Sysadmin ancien d'hier
There's a bit of redundancy there, Mr Pott - kinda like saying an ancient old-timer sysadmin. He's an old-timer already, how much more do you want his back to be bent ? ;)
I am emphatically not a sysadmin, but I am clearly on the old-timer side of the path (and retirement is now barely perceptible in the haze of time), so I will jauntily assume the mantel of ye old mountain yokel and defend that "just someone else's server" position that you seem to dismiss out-of-hand.
Yes, I understand that IT is once again undergoing a sea change, what with broadband being more prevalent and data centers being something everyone apparently has these days. Someone might point out that this was inevitable. Fine.
I also readily accept that there are SLAs and contractual obligations and so on and so forth. Great.
Finally, I will not bring in to the debate the issues of security and governmental snooping. I will accept to put those aside to focus on the issue of in-house, or not in-house, which is the question (and yes, I know the article is about hybrid ; that just means that you're managing both sets of issues).
Now, for starters, don't bother me with the cost argument. It has been said in these very hallowed articles that going cloud is just displacing the cost center, there is no diminution of costs. With that out of the way, we can concentrate on five nines, functionality and performance.
When you go to the cloud, you get a rosy picture, a nice contract with a bunch of promises, and then you start finding out what actually works and how well. You might be able to do some special things, but if the Cloud is not compatible, you won't be able to do it, however much you ask and plead for it to happen.
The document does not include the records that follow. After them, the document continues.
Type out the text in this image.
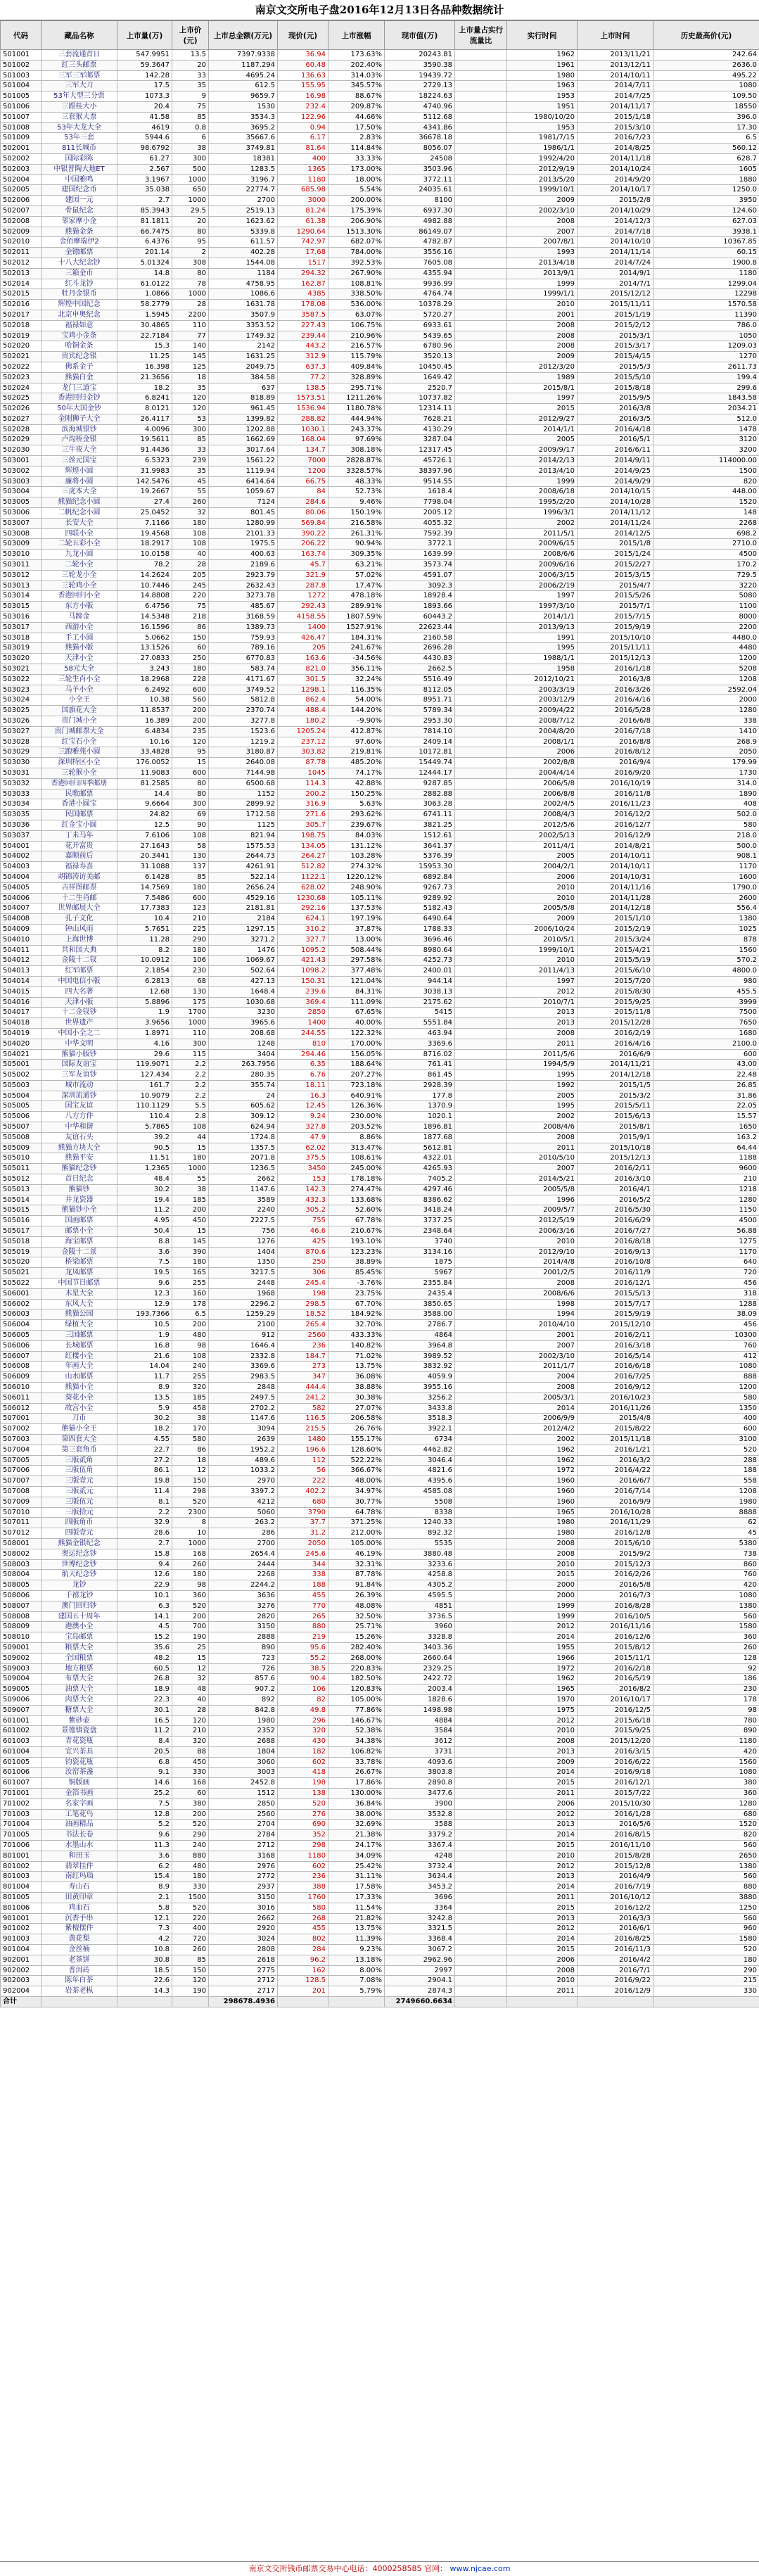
南京文交所电子盘2016年12月13日各品种数据统计
代码	藏品名称	上市量(万)	上市价(元)	上市总金额(万元)	现价(元)	上市涨幅	现市值(万)	上市量占实行流量比	实行时间	上市时间	历史最高价(元)
501001	三套流通首日	547.9951	13.5	7397.9338	36.94	173.63%	20243.81		1962	2013/11/21	242.64
501002	红三头邮票	59.3647	20	1187.294	60.48	202.40%	3590.38		1961	2013/12/11	2636.0
501003	三军三军邮票	142.28	33	4695.24	136.63	314.03%	19439.72		1980	2014/10/11	495.22
501004	三军大刀	17.5	35	612.5	155.95	345.57%	2729.13		1963	2014/7/11	1080
501005	53年大型三分票	1073.3	9	9659.7	16.98	88.67%	18224.63		1953	2014/7/25	109.50
501006	三跟桂大小	20.4	75	1530	232.4	209.87%	4740.96		1951	2014/11/17	18550
501007	三套猴大票	41.58	85	3534.3	122.96	44.66%	5112.68		1980/10/20	2015/1/18	396.0
501008	53年大龙大全	4619	0.8	3695.2	0.94	17.50%	4341.86		1953	2015/3/10	17.30
501009	53年三套	5944.6	6	35667.6	6.17	2.83%	36678.18		1981/7/15	2016/7/23	6.5
502001	811长城币	98.6792	38	3749.81	81.64	114.84%	8056.07		1986/1/1	2014/8/25	560.12
502002	国际彩陈	61.27	300	18381	400	33.33%	24508		1992/4/20	2014/11/18	628.7
502003	中银普陶大地ET	2.567	500	1283.5	1365	173.00%	3503.96		2012/9/19	2014/10/24	1605
502004	中国雅鸣	3.1967	1000	3196.7	1180	18.00%	3772.11		2013/5/20	2014/9/20	1880
502005	建国纪念币	35.038	650	22774.7	685.98	5.54%	24035.61		1999/10/1	2014/10/17	1250.0
502006	建国一元	2.7	1000	2700	3000	200.00%	8100		2009	2015/2/8	3950
502007	骨鼠纪念	85.3943	29.5	2519.13	81.24	175.39%	6937.30		2002/3/10	2014/10/29	124.60
502008	邻家摩小金	81.1811	20	1623.62	61.38	206.90%	4982.88		2008	2014/12/3	627.03
502009	熊猫金条	66.7475	80	5339.8	1290.64	1513.30%	86149.07		2007	2014/7/18	3938.1
502010	金佰摩瑞伊2	6.4376	95	611.57	742.97	682.07%	4782.87		2007/8/1	2014/10/10	10367.85
502011	金镖邮票	201.14	2	402.28	17.68	784.00%	3556.16		1993	2014/11/14	60.15
502012	十八大纪念钞	5.01324	308	1544.08	1517	392.53%	7605.08		2013/4/18	2014/7/24	1900.8
502013	三箱金币	14.8	80	1184	294.32	267.90%	4355.94		2013/9/1	2014/9/1	1180
502014	红斗龙钞	61.0122	78	4758.95	162.87	108.81%	9936.99		1999	2014/7/1	1299.04
502015	牡丹金银币	1.0866	1000	1086.6	4385	338.50%	4764.74		1999/1/1	2015/12/12	12298
502016	辉煌中国纪念	58.2779	28	1631.78	178.08	536.00%	10378.29		2010	2015/11/11	1570.58
502017	北京申奥纪念	1.5945	2200	3507.9	3587.5	63.07%	5720.27		2001	2015/1/19	11390
502018	福禄如意	30.4865	110	3353.52	227.43	106.75%	6933.61		2008	2015/2/12	786.0
502019	宝鸡小金条	22.7184	77	1749.32	239.44	210.96%	5439.65		2008	2015/3/1	1050
502020	哈铜金条	15.3	140	2142	443.2	216.57%	6780.96		2008	2015/3/17	1209.03
502021	贵宾纪念银	11.25	145	1631.25	312.9	115.79%	3520.13		2009	2015/4/15	1270
502022	佛系金子	16.398	125	2049.75	637.3	409.84%	10450.45		2012/3/20	2015/5/3	2611.73
502023	熊猫白金	21.3656	18	384.58	77.2	328.89%	1649.42		1989	2015/5/10	199.4
502024	龙门三道宝	18.2	35	637	138.5	295.71%	2520.7		2015/8/1	2015/8/18	299.6
502025	香港回归金钞	6.8241	120	818.89	1573.51	1211.26%	10737.82		1997	2015/9/5	1843.58
502026	50年大国金钞	8.0121	120	961.45	1536.94	1180.78%	12314.11		2015	2016/3/8	2034.21
502027	金刚狮子大全	26.4117	53	1399.82	288.82	444.94%	7628.21		2012/9/27	2016/3/5	512.0
502028	滨海城银钞	4.0096	300	1202.88	1030.1	243.37%	4130.29		2014/1/1	2016/4/18	1478
502029	卢沟桥金银	19.5611	85	1662.69	168.04	97.69%	3287.04		2005	2016/5/1	3120
502030	三牛夜大全	91.4436	33	3017.64	134.7	308.18%	12317.45		2009/9/17	2016/6/11	3200
503001	三丝元国宝	6.5323	239	1561.22	7000	2828.87%	45726.1		2014/2/13	2014/9/11	114000.00
503002	辉煌小圆	31.9983	35	1119.94	1200	3328.57%	38397.96		2013/4/10	2014/9/25	1500
503003	廉将小圆	142.5476	45	6414.64	66.75	48.33%	9514.55		1999	2014/9/29	820
503004	三虎本大全	19.2667	55	1059.67	84	52.73%	1618.4		2008/6/18	2014/10/15	448.00
503005	熊猫纪念小圆	27.4	260	7124	284.6	9.46%	7798.04		1995/2/20	2014/10/28	1520
503006	二帆纪念小圆	25.0452	32	801.45	80.06	150.19%	2005.12		1996/3/1	2014/11/12	148
503007	长安大全	7.1166	180	1280.99	569.84	216.58%	4055.32		2002	2014/11/24	2268
503008	四联小全	19.4568	108	2101.33	390.22	261.31%	7592.39		2011/5/1	2014/12/5	698.2
503009	二轮五彩小全	18.2917	108	1975.5	206.22	90.94%	3772.1		2009/6/15	2015/1/8	2710.0
503010	九龙小圆	10.0158	40	400.63	163.74	309.35%	1639.99		2008/6/6	2015/1/24	4500
503011	二轮小全	78.2	28	2189.6	45.7	63.21%	3573.74		2009/6/16	2015/2/27	170.2
503012	三轮龙小全	14.2624	205	2923.79	321.9	57.02%	4591.07		2006/3/15	2015/3/15	729.5
503013	三轮鸡小全	10.7446	245	2632.43	287.8	17.47%	3092.3		2006/2/19	2015/4/7	3220
503014	香港回归小全	14.8808	220	3273.78	1272	478.18%	18928.4		1997	2015/5/26	5080
503015	东方小版	6.4756	75	485.67	292.43	289.91%	1893.66		1997/3/10	2015/7/1	1100
503016	马蹄金	14.5348	218	3168.59	4158.55	1807.59%	60443.2		2014/1/1	2015/7/15	8000
503017	西游小全	16.1596	86	1389.73	1400	1527.91%	22623.44		2013/9/13	2015/9/19	2200
503018	手工小圆	5.0662	150	759.93	426.47	184.31%	2160.58		1991	2015/10/10	4480.0
503019	熊猫小版	13.1526	60	789.16	205	241.67%	2696.28		1995	2015/11/11	4480
503020	天津小全	27.0833	250	6770.83	163.6	-34.56%	4430.83		1988/1/1	2015/12/13	1200
503021	58元大全	3.243	180	583.74	821.0	356.11%	2662.5		1958	2016/1/18	5208
503022	三轮生肖小全	18.2968	228	4171.67	301.5	32.24%	5516.49		2012/10/21	2016/3/8	1208
503023	马羊小全	6.2492	600	3749.52	1298.1	116.35%	8112.05		2003/3/19	2016/3/26	2592.04
503024	小全王	10.38	560	5812.8	862.4	54.00%	8951.71		2003/12/9	2016/4/16	2000
503025	国旗花大全	11.8537	200	2370.74	488.4	144.20%	5789.34		2009/4/22	2016/5/28	1280
503026	贵门城小全	16.389	200	3277.8	180.2	-9.90%	2953.30		2008/7/12	2016/6/8	338
503027	贵门城邮票大全	6.4834	235	1523.6	1205.24	412.87%	7814.10		2004/8/20	2016/7/18	1410
503028	红宝石小全	10.16	120	1219.2	237.12	97.60%	2409.14		2008/1/1	2016/8/8	268.9
503029	三跑雅苑小圆	33.4828	95	3180.87	303.82	219.81%	10172.81		2006	2016/8/12	2050
503030	深圳特区小全	176.0052	15	2640.08	87.78	485.20%	15449.74		2002/8/8	2016/9/4	179.99
503031	三轮猴小全	11.9083	600	7144.98	1045	74.17%	12444.17		2004/4/14	2016/9/20	1730
503032	香港回归四季邮册	81.2585	80	6500.68	114.3	42.88%	9287.85		2006/5/8	2016/10/19	314.0
503033	民歌邮票	14.4	80	1152	200.2	150.25%	2882.88		2006/8/8	2016/11/8	1890
503034	香港小圆宝	9.6664	300	2899.92	316.9	5.63%	3063.28		2002/4/5	2016/11/23	408
503035	民国邮票	24.82	69	1712.58	271.6	293.62%	6741.11		2008/4/3	2016/12/2	502.0
503036	红金宝小圆	12.5	90	1125	305.7	239.67%	3821.25		2012/5/6	2016/12/7	580
503037	丁未马年	7.6106	108	821.94	198.75	84.03%	1512.61		2002/5/13	2016/12/9	218.0
504001	花开富贵	27.1643	58	1575.53	134.05	131.12%	3641.37		2011/4/1	2014/8/21	500.0
504002	嘉顺前后	20.3441	130	2644.73	264.27	103.28%	5376.39		2005	2014/10/11	908.1
504003	福禄寿喜	31.1088	137	4261.91	512.82	274.32%	15953.30		2004/2/1	2014/10/11	1170
504004	胡锦涛访美邮	6.1428	85	522.14	1122.1	1220.12%	6892.84		2006	2014/10/31	1600
504005	吉祥图邮票	14.7569	180	2656.24	628.02	248.90%	9267.73		2010	2014/11/16	1790.0
504006	十二生肖邮	7.5486	600	4529.16	1230.68	105.11%	9289.92		2010	2014/11/28	2600
504007	世界邮展大全	17.7383	123	2181.81	292.16	137.53%	5182.43		2005/5/8	2014/12/18	556.4
504008	孔子文化	10.4	210	2184	624.1	197.19%	6490.64		2009	2015/1/10	1380
504009	钟山风雨	5.7651	225	1297.15	310.2	37.87%	1788.33		2006/10/24	2015/2/19	1025
504010	上海世博	11.28	290	3271.2	327.7	13.00%	3696.46		2010/5/1	2015/3/24	878
504011	共和国大典	8.2	180	1476	1095.2	508.44%	8980.64		1999/10/1	2015/4/21	1560
504012	金陵十二钗	10.0912	106	1069.67	421.43	297.58%	4252.73		2010	2015/5/19	570.2
504013	红军邮票	2.1854	230	502.64	1098.2	377.48%	2400.01		2011/4/13	2015/6/10	4800.0
504014	中国电信小版	6.2813	68	427.13	150.31	121.04%	944.14		1997	2015/7/20	980
504015	四大名著	12.68	130	1648.4	239.6	84.31%	3038.13		2012	2015/8/30	455.5
504016	天津小版	5.8896	175	1030.68	369.4	111.09%	2175.62		2010/7/1	2015/9/25	3999
504017	十二金钗钞	1.9	1700	3230	2850	67.65%	5415		2013	2015/11/8	7500
504018	世界遗产	3.9656	1000	3965.6	1400	40.00%	5551.84		2013	2015/12/28	7650
504019	中国小全之二	1.8971	110	208.68	244.55	122.32%	463.94		2008	2016/2/19	1680
504020	中华文明	4.16	300	1248	810	170.00%	3369.6		2011	2016/4/16	2100.0
504021	熊猫小版钞	29.6	115	3404	294.46	156.05%	8716.02		2011/5/6	2016/6/9	600
505001	国际友谊宝	119.9071	2.2	263.7956	6.35	188.64%	761.41		1994/5/9	2014/11/21	43.00
505002	三军友谊钞	127.434	2.2	280.35	6.76	207.27%	861.45		1995	2014/12/18	22.48
505003	城市流动	161.7	2.2	355.74	18.11	723.18%	2928.39		1992	2015/1/5	26.85
505004	深圳流通钞	10.9079	2.2	24	16.3	640.91%	177.8		2005	2015/3/2	31.86
505005	国宝友谊	110.1129	5.5	605.62	12.45	126.36%	1370.9		1995	2015/5/11	22.05
505006	八方方件	110.4	2.8	309.12	9.24	230.00%	1020.1		2002	2015/6/13	15.57
505007	中华和谐	5.7865	108	624.94	327.8	203.52%	1896.81		2008/4/6	2015/8/1	1650
505008	友谊石头	39.2	44	1724.8	47.9	8.86%	1877.68		2008	2015/9/1	163.2
505009	熊猫方块大全	90.5	15	1357.5	62.02	313.47%	5612.81		2011	2015/10/18	64.44
505010	熊猫平安	11.51	180	2071.8	375.5	108.61%	4322.01		2010/5/10	2015/12/13	1188
505011	熊猫纪念钞	1.2365	1000	1236.5	3450	245.00%	4265.93		2007	2016/2/11	9600
505012	首日纪念	48.4	55	2662	153	178.18%	7405.2		2014/5/21	2016/3/10	210
505013	熊猫钞	30.2	38	1147.6	142.3	274.47%	4297.46		2005/5/8	2016/4/1	1218
505014	井龙瓷器	19.4	185	3589	432.3	133.68%	8386.62		1996	2016/5/2	1280
505015	熊猫钞小全	11.2	200	2240	305.2	52.60%	3418.24		2009/5/7	2016/5/30	1150
505016	国画邮票	4.95	450	2227.5	755	67.78%	3737.25		2012/5/19	2016/6/29	4500
505017	邮票小全	50.4	15	756	46.6	210.67%	2348.64		2006/3/16	2016/7/27	56.88
505018	海宝邮票	8.8	145	1276	425	193.10%	3740		2010	2016/8/18	1275
505019	金陵十二景	3.6	390	1404	870.6	123.23%	3134.16		2012/9/10	2016/9/13	1170
505020	桥梁邮票	7.5	180	1350	250	38.89%	1875		2014/4/8	2016/10/8	640
505021	龙凤邮票	19.5	165	3217.5	306	85.45%	5967		2001/2/5	2016/11/9	720
505022	中国节日邮票	9.6	255	2448	245.4	-3.76%	2355.84		2008	2016/12/1	456
506001	木星大全	12.3	160	1968	198	23.75%	2435.4		2008/6/6	2015/5/13	318
506002	东风大全	12.9	178	2296.2	298.5	67.70%	3850.65		1998	2015/7/17	1288
506003	熊猫公园	193.7366	6.5	1259.29	18.52	184.92%	3588.00		1994	2015/9/19	38.09
506004	绿植大全	10.5	200	2100	265.4	32.70%	2786.7		2010/4/10	2015/12/10	456
506005	三国邮票	1.9	480	912	2560	433.33%	4864		2001	2016/2/11	10300
506006	长城邮票	16.8	98	1646.4	236	140.82%	3964.8		2007	2016/3/18	760
506007	红楼小全	21.6	108	2332.8	184.7	71.02%	3989.52		2002/3/10	2016/5/14	412
506008	年画大全	14.04	240	3369.6	273	13.75%	3832.92		2011/1/7	2016/6/18	1080
506009	山水邮票	11.7	255	2983.5	347	36.08%	4059.9		2004	2016/7/25	888
506010	熊猫小全	8.9	320	2848	444.4	38.88%	3955.16		2008	2016/9/12	1200
506011	葵花小全	13.5	185	2497.5	241.2	30.38%	3256.2		2005/3/1	2016/10/23	580
506012	故宫小全	5.9	458	2702.2	582	27.07%	3433.8		2014	2016/11/26	1350
507001	刀币	30.2	38	1147.6	116.5	206.58%	3518.3		2006/9/9	2015/4/8	400
507002	熊猫小全王	18.2	170	3094	215.5	26.76%	3922.1		2012/4/2	2015/8/22	600
507003	第四套大全	4.55	580	2639	1480	155.17%	6734		2002	2015/11/18	3100
507004	第三套角币	22.7	86	1952.2	196.6	128.60%	4462.82		1962	2016/1/21	520
507005	三版贰角	27.2	18	489.6	112	522.22%	3046.4		1962	2016/3/2	288
507006	三版伍角	86.1	12	1033.2	56	366.67%	4821.6		1972	2016/4/22	188
507007	三版壹元	19.8	150	2970	222	48.00%	4395.6		1960	2016/6/7	558
507008	三版贰元	11.4	298	3397.2	402.2	34.97%	4585.08		1960	2016/7/14	1208
507009	三版伍元	8.1	520	4212	680	30.77%	5508		1960	2016/9/9	1980
507010	三版拾元	2.2	2300	5060	3790	64.78%	8338		1965	2016/10/28	8888
507011	四版角币	32.9	8	263.2	37.7	371.25%	1240.33		1980	2016/11/29	62
507012	四版壹元	28.6	10	286	31.2	212.00%	892.32		1980	2016/12/8	45
508001	熊猫金银纪念	2.7	1000	2700	2050	105.00%	5535		2008	2015/6/10	5380
508002	奥运纪念钞	15.8	168	2654.4	245.6	46.19%	3880.48		2008	2015/9/2	738
508003	世博纪念钞	9.4	260	2444	344	32.31%	3233.6		2010	2015/12/3	860
508004	航天纪念钞	12.6	180	2268	338	87.78%	4258.8		2015	2016/2/26	760
508005	龙钞	22.9	98	2244.2	188	91.84%	4305.2		2000	2016/5/8	420
508006	千禧龙钞	10.1	360	3636	455	26.39%	4595.5		2000	2016/7/3	1080
508007	澳门回归钞	6.3	520	3276	770	48.08%	4851		1999	2016/8/28	1380
508008	建国五十周年	14.1	200	2820	265	32.50%	3736.5		1999	2016/10/5	560
508009	港澳小全	4.5	700	3150	880	25.71%	3960		2012	2016/11/16	1580
508010	宝岛邮票	15.2	190	2888	219	15.26%	3328.8		2014	2016/12/6	360
509001	粮票大全	35.6	25	890	95.6	282.40%	3403.36		1955	2015/8/12	260
509002	全国粮票	48.2	15	723	55.2	268.00%	2660.64		1966	2015/11/1	128
509003	地方粮票	60.5	12	726	38.5	220.83%	2329.25		1972	2016/2/18	92
509004	布票大全	26.8	32	857.6	90.4	182.50%	2422.72		1962	2016/5/19	186
509005	油票大全	18.9	48	907.2	106	120.83%	2003.4		1965	2016/8/2	230
509006	肉票大全	22.3	40	892	82	105.00%	1828.6		1970	2016/10/17	178
509007	糖票大全	30.1	28	842.8	49.8	77.86%	1498.98		1975	2016/12/5	98
601001	紫砂壶	16.5	120	1980	296	146.67%	4884		2012	2015/6/18	780
601002	景德镇瓷盘	11.2	210	2352	320	52.38%	3584		2010	2015/9/25	890
601003	青花瓷瓶	8.4	320	2688	430	34.38%	3612		2008	2015/12/20	1180
601004	宜兴茶具	20.5	88	1804	182	106.82%	3731		2013	2016/3/15	420
601005	钧瓷花瓶	6.8	450	3060	602	33.78%	4093.6		2009	2016/6/22	1560
601006	汝窑茶盏	9.1	330	3003	418	26.67%	3803.8		2014	2016/9/18	1080
601007	铜版画	14.6	168	2452.8	198	17.86%	2890.8		2015	2016/12/1	380
701001	金箔书画	25.2	60	1512	138	130.00%	3477.6		2011	2015/7/22	360
701002	名家字画	7.5	380	2850	520	36.84%	3900		2006	2015/10/30	1280
701003	工笔花鸟	12.8	200	2560	276	38.00%	3532.8		2012	2016/1/28	680
701004	油画精品	5.2	520	2704	690	32.69%	3588		2013	2016/5/6	1520
701005	书法长卷	9.6	290	2784	352	21.38%	3379.2		2014	2016/8/15	820
701006	水墨山水	11.3	240	2712	298	24.17%	3367.4		2015	2016/11/10	560
801001	和田玉	3.6	880	3168	1180	34.09%	4248		2010	2015/8/28	2650
801002	翡翠挂件	6.2	480	2976	602	25.42%	3732.4		2012	2015/12/8	1380
801003	南红玛瑙	15.4	180	2772	236	31.11%	3634.4		2013	2016/4/9	560
801004	寿山石	8.9	330	2937	388	17.58%	3453.2		2014	2016/7/19	880
801005	田黄印章	2.1	1500	3150	1760	17.33%	3696		2011	2016/10/12	3880
801006	鸡血石	5.8	520	3016	580	11.54%	3364		2015	2016/12/2	1250
901001	沉香手串	12.1	220	2662	268	21.82%	3242.8		2013	2016/3/3	560
901002	紫檀摆件	7.3	400	2920	455	13.75%	3321.5		2012	2016/6/1	960
901003	黄花梨	4.2	720	3024	802	11.39%	3368.4		2014	2016/8/25	1580
901004	金丝楠	10.8	260	2808	284	9.23%	3067.2		2015	2016/11/3	520
902001	老茶饼	30.8	85	2618	96.2	13.18%	2962.96		2006	2016/4/2	180
902002	普洱砖	18.5	150	2775	162	8.00%	2997		2008	2016/7/1	290
902003	陈年白茶	22.6	120	2712	128.5	7.08%	2904.1		2010	2016/9/22	215
902004	岩茶老枞	14.3	190	2717	201	5.79%	2874.3		2011	2016/12/9	330
合计				298678.4936			2749660.6634				
南京文交所钱币邮票交易中心电话：4000258585 官网： www.njcae.com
That's because you're just a drop in the cloud, and only if there are many, many more drops asking the same thing will the cloud change to you. So, in this configuration, it is you who are tied to the cloud, not the reverse.
When you go in-house, it's up to you to get the expertise and it's your money that is invested in the infrastructure. That can get quite expensive, I agree. Especially if, like RBS, you get rid of the expertise and hand over daily management to some external company that proceeds to royally screw everything up. Companies need to learn to keep expertise at hand - sometimes high salaries are worth paying.
Of course, in-house failures can and will happen. The cloud goes down for various reasons, in-house can go down as well. The difference being that you can, when in-house, identify issues beforehand, prepare mitigation procedures and, hopefully, implement them quickly when things go pear-shaped.
And if things really go pear-shaped, well you have your personnel at hand and are also there to "encourage" them to get it working again.
When things go bad in the cloud, your mitigation procedure is store the data until the connection comes back. You have only one course of action : call and find out when things will be coming back. Then you just might find out that they won't, because the cloud has been zapped by hackers, or because there were no backups, or because the datacenter is under water, etc. At that point, supposing you do have backups, you're still stuck with having to find another cloud provider, then having to set everything up there, then finding out just how hard it is to get your data on that new cloud.
You will note I have not made mention of connectivity. If your connection goes down, it doesn't matter where the servers are, you're disconnected and you'll have to wait until the connection returns.
So what I'm saying is that the cloud is not a better solution than in-house. It is just a solution with a different set of constraints. Use your server, you get one set of problems. Use someone else's server, you get another set of problems.
The real issue is understanding why you choose which set.
But it's still someone else's server.